What is the Linked Open Data Cloud, and why is it important?
Situation Analysis
It is the year 2019, and “Data rules the world” has become a global understanding shared by every individual equipped with a computing device.
Today we have an 80 Trillion Dollar Global Economy that is fundamentally driven by Data.
Data is generally understood to be crucial to the creation of Information en route to the discovery of Knowledge.
Unfortunately, there is also a lingering misconception that challenges such as Data’s Volume, Velocity, Variety, Veracity, and Vulnerability can only be solved by some mythic Database Management System that slurps up all of mankind’s data into a single system from which Knowledge is doled out, subject to one’s ability to navigate a morass of obtrusive ads.
This post is an attempt to bring clarity to what the Linked Open Data Cloud (a/k/a the LOD Cloud) actually exemplifies, and how it demonstrates an unrivaled solution to the Data Access problems that we all face today.
What is the LOD Cloud?
The LOD Cloud is a Knowledge Graph that manifests as a Semantic Web of Linked Data. It is the natural product of several ingredients:
- Open Standards — such as URI, URL, HTTP, HTML, RDF, RDF-Turtle (and other RDF Notations), the SPARQL Query Language, the SPARQL Protocol, and SPARQL Query Solution Document Types
- Myriad amateur and professional Data Curators across industry and academia
- A modern DBMS platform — Virtuoso from OpenLink Software
- Seed Databases — initially, DBpedia and Bio2RDF formed the core; more recently, significant contributions have come from the Wikidata project and the Schema.org-dominated SEO and SSEO axis supported by Search Engine vendors (Google, Bing!, Yandex, and others) — provided master data from which other clouds (and sub-clouds) have been spawned
The core tapestry of the LOD Cloud arises from adherence to the “deceptively simple” notion that hyperlinks should be used to identify any thing while entity→attribute→value or subject→predicate→object structured sentences should be used to describe every thing.

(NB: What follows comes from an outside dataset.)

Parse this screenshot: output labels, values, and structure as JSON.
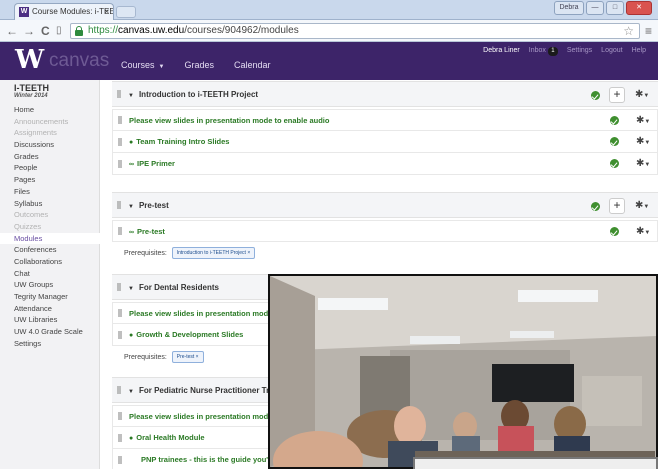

The practices above constitute what are now commonly known as the principles of Linked Data — a deployment method for representations of structured data that adds the use of hyperlinks (specifically, HTTP URIs) to the EAV (Entity Attribute Value) and RDF (Resource Description Framework) models.
DBpedia and Bio2RDF
Circa 2006, the DBpedia project created a General Knowledge seed for the germination of the LOD Cloud by repurposing Wikipedia content in Linked Data form.
The DBpedia RDF Data Set is hosted and published using OpenLink Virtuoso. The Virtuoso infrastructure provides access to DBpedia’s RDF data via a SPARQL endpoint, alongside HTTP support for any Web client’s standard GET
for HTML or RDF representations of DBpedia resources.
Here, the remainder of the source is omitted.